Big D Builders also operates in Arizona, Nevada, Oregon and Washington, according to the company’s website. There is no record of any safety violations for the company in those states, OSHA records showed.
‘LOOKS LIKE A STRUCTURAL ISSUE’
Kearns said he wasn’t concerned with Big D Builders’ safety record in relation to Wednesday’s building collapse.
“What’s happened in the past has little bearing on this,” he said. “On its face, it certainly looks like a structural issue that would lead to something that would cause the whole thing to collapse compared to our prior interactions that were about protecting workers from falls.”
Boise-based Inland Crane, Inc. said in a Thursday statement that it was hired to provide its services for the project and began work Monday to help erect the steel structure with four of its cranes. By Wednesday afternoon, that work was “largely completed,” company Vice President Jeremy Haener said, with just one of its cranes still left at the job site — the crane involved in the collapse.
We are “shocked and deeply saddened by the tragic incident that led to the loss of lives at a construction site in Boise,” he said in the statement. “Based on accounts of Inland Crane operators, construction workers on site, and the steel erecting contractor, we believe that no action by Inland Crane operators or the crane itself were cause for the structural failure of the hanger.”
Kearns declined to say how the 12 people were injured or killed in the incident, citing the open investigation.
In addition to its investigation, OSHA also works to answer any questions and offer assistance to the victims and their families after a construction accident, he said.
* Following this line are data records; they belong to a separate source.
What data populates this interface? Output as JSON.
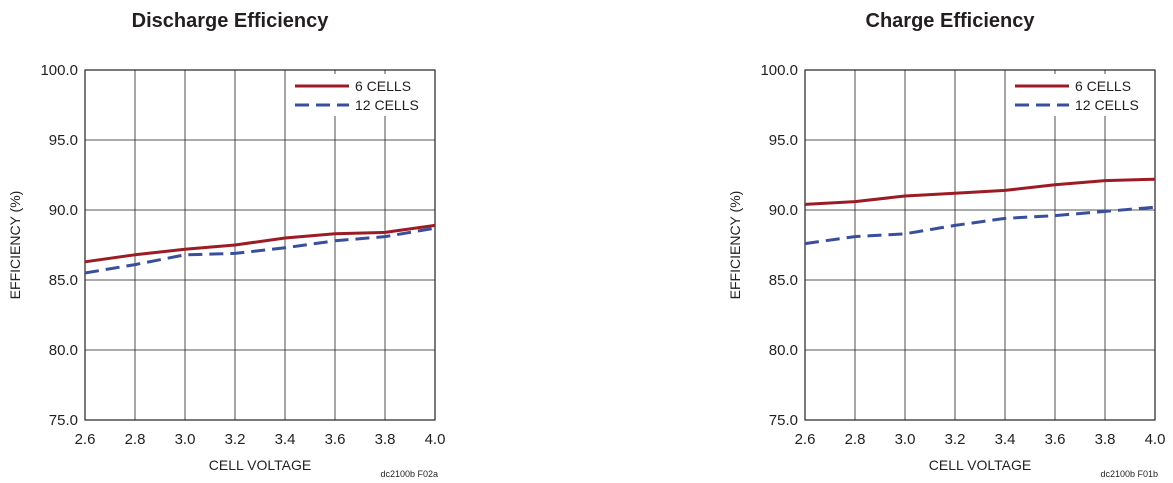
{
  "chart_data": [
    {
      "type": "line",
      "title": "Discharge Efficiency",
      "xlabel": "CELL VOLTAGE",
      "ylabel": "EFFICIENCY (%)",
      "figure_code": "dc2100b F02a",
      "x": [
        2.6,
        2.8,
        3.0,
        3.2,
        3.4,
        3.6,
        3.8,
        4.0
      ],
      "x_tick_labels": [
        "2.6",
        "2.8",
        "3.0",
        "3.2",
        "3.4",
        "3.6",
        "3.8",
        "4.0"
      ],
      "y_tick_labels": [
        "75.0",
        "80.0",
        "85.0",
        "90.0",
        "95.0",
        "100.0"
      ],
      "xlim": [
        2.6,
        4.0
      ],
      "ylim": [
        75,
        100
      ],
      "grid": true,
      "legend_position": "top-right",
      "series": [
        {
          "name": "6 CELLS",
          "color": "#9b1c24",
          "dash": "solid",
          "values": [
            86.3,
            86.8,
            87.2,
            87.5,
            88.0,
            88.3,
            88.4,
            88.9
          ]
        },
        {
          "name": "12 CELLS",
          "color": "#3a4f9c",
          "dash": "dashed",
          "values": [
            85.5,
            86.1,
            86.8,
            86.9,
            87.3,
            87.8,
            88.1,
            88.7
          ]
        }
      ]
    },
    {
      "type": "line",
      "title": "Charge Efficiency",
      "xlabel": "CELL VOLTAGE",
      "ylabel": "EFFICIENCY (%)",
      "figure_code": "dc2100b F01b",
      "x": [
        2.6,
        2.8,
        3.0,
        3.2,
        3.4,
        3.6,
        3.8,
        4.0
      ],
      "x_tick_labels": [
        "2.6",
        "2.8",
        "3.0",
        "3.2",
        "3.4",
        "3.6",
        "3.8",
        "4.0"
      ],
      "y_tick_labels": [
        "75.0",
        "80.0",
        "85.0",
        "90.0",
        "95.0",
        "100.0"
      ],
      "xlim": [
        2.6,
        4.0
      ],
      "ylim": [
        75,
        100
      ],
      "grid": true,
      "legend_position": "top-right",
      "series": [
        {
          "name": "6 CELLS",
          "color": "#9b1c24",
          "dash": "solid",
          "values": [
            90.4,
            90.6,
            91.0,
            91.2,
            91.4,
            91.8,
            92.1,
            92.2
          ]
        },
        {
          "name": "12 CELLS",
          "color": "#3a4f9c",
          "dash": "dashed",
          "values": [
            87.6,
            88.1,
            88.3,
            88.9,
            89.4,
            89.6,
            89.9,
            90.2
          ]
        }
      ]
    }
  ]
}
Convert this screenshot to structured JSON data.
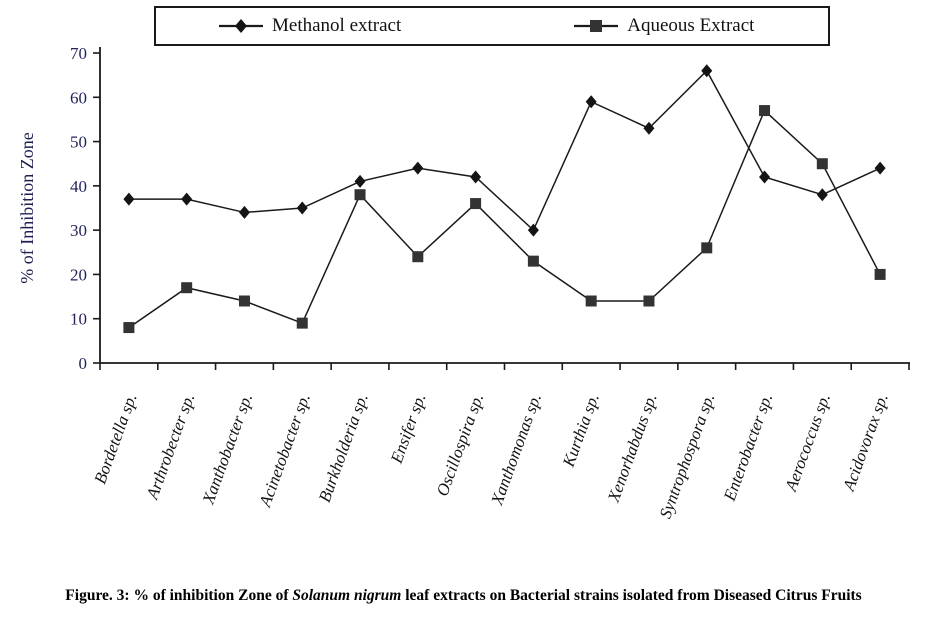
{
  "figure": {
    "caption": {
      "prefix": "Figure. 3: % of inhibition Zone of ",
      "italic": "Solanum nigrum",
      "suffix": " leaf extracts on Bacterial strains isolated from Diseased Citrus Fruits"
    }
  },
  "colors": {
    "background": "#ffffff",
    "axis": "#1a1a1a",
    "tick_label": "#23235c",
    "category_label": "#141414",
    "axis_title": "#1e1e52",
    "legend_border": "#1a1a1a"
  },
  "chart_data": {
    "type": "line",
    "title": "",
    "xlabel": "",
    "ylabel": "% of Inhibition Zone",
    "ylim": [
      0,
      70
    ],
    "yticks": [
      0,
      10,
      20,
      30,
      40,
      50,
      60,
      70
    ],
    "grid": false,
    "legend_position": "top",
    "categories": [
      "Bordetella sp.",
      "Arthrobecter sp.",
      "Xanthobacter sp.",
      "Acinetobacter sp.",
      "Burkholderia sp.",
      "Ensifer sp.",
      "Oscillospira sp.",
      "Xanthomonas sp.",
      "Kurthia sp.",
      "Xenorhabdus sp.",
      "Syntrophospora sp.",
      "Enterobacter sp.",
      "Aerococcus sp.",
      "Acidovorax sp."
    ],
    "series": [
      {
        "name": "Methanol extract",
        "marker": "diamond",
        "line_color": "#1a1a1a",
        "marker_color": "#141414",
        "values": [
          37,
          37,
          34,
          35,
          41,
          44,
          42,
          30,
          59,
          53,
          66,
          42,
          38,
          44
        ]
      },
      {
        "name": "Aqueous Extract",
        "marker": "square",
        "line_color": "#1a1a1a",
        "marker_color": "#333333",
        "values": [
          8,
          17,
          14,
          9,
          38,
          24,
          36,
          23,
          14,
          14,
          26,
          57,
          45,
          20
        ]
      }
    ]
  }
}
“We deal with far too many tragedies, and ultimately the goal is to prevent them before they occur,” Kearns said. “But after a tragedy, we speak to victims’ families and keep them abreast for any questions and comments, and that’s a very important part for us, too.”
Boise Airport’s nearby commercial flight operations continued unaffected Thursday while OSHA’s investigation began in earnest.
“Yesterday’s tragic news of the hangar collapse was absolutely heartbreaking for our airport team and for our community,” Rebecca Hupp, the airport’s director, said in a statement. “Today we are thinking about the families that lost loved ones, our neighbors at Jackson Jet Center, and their contractor.”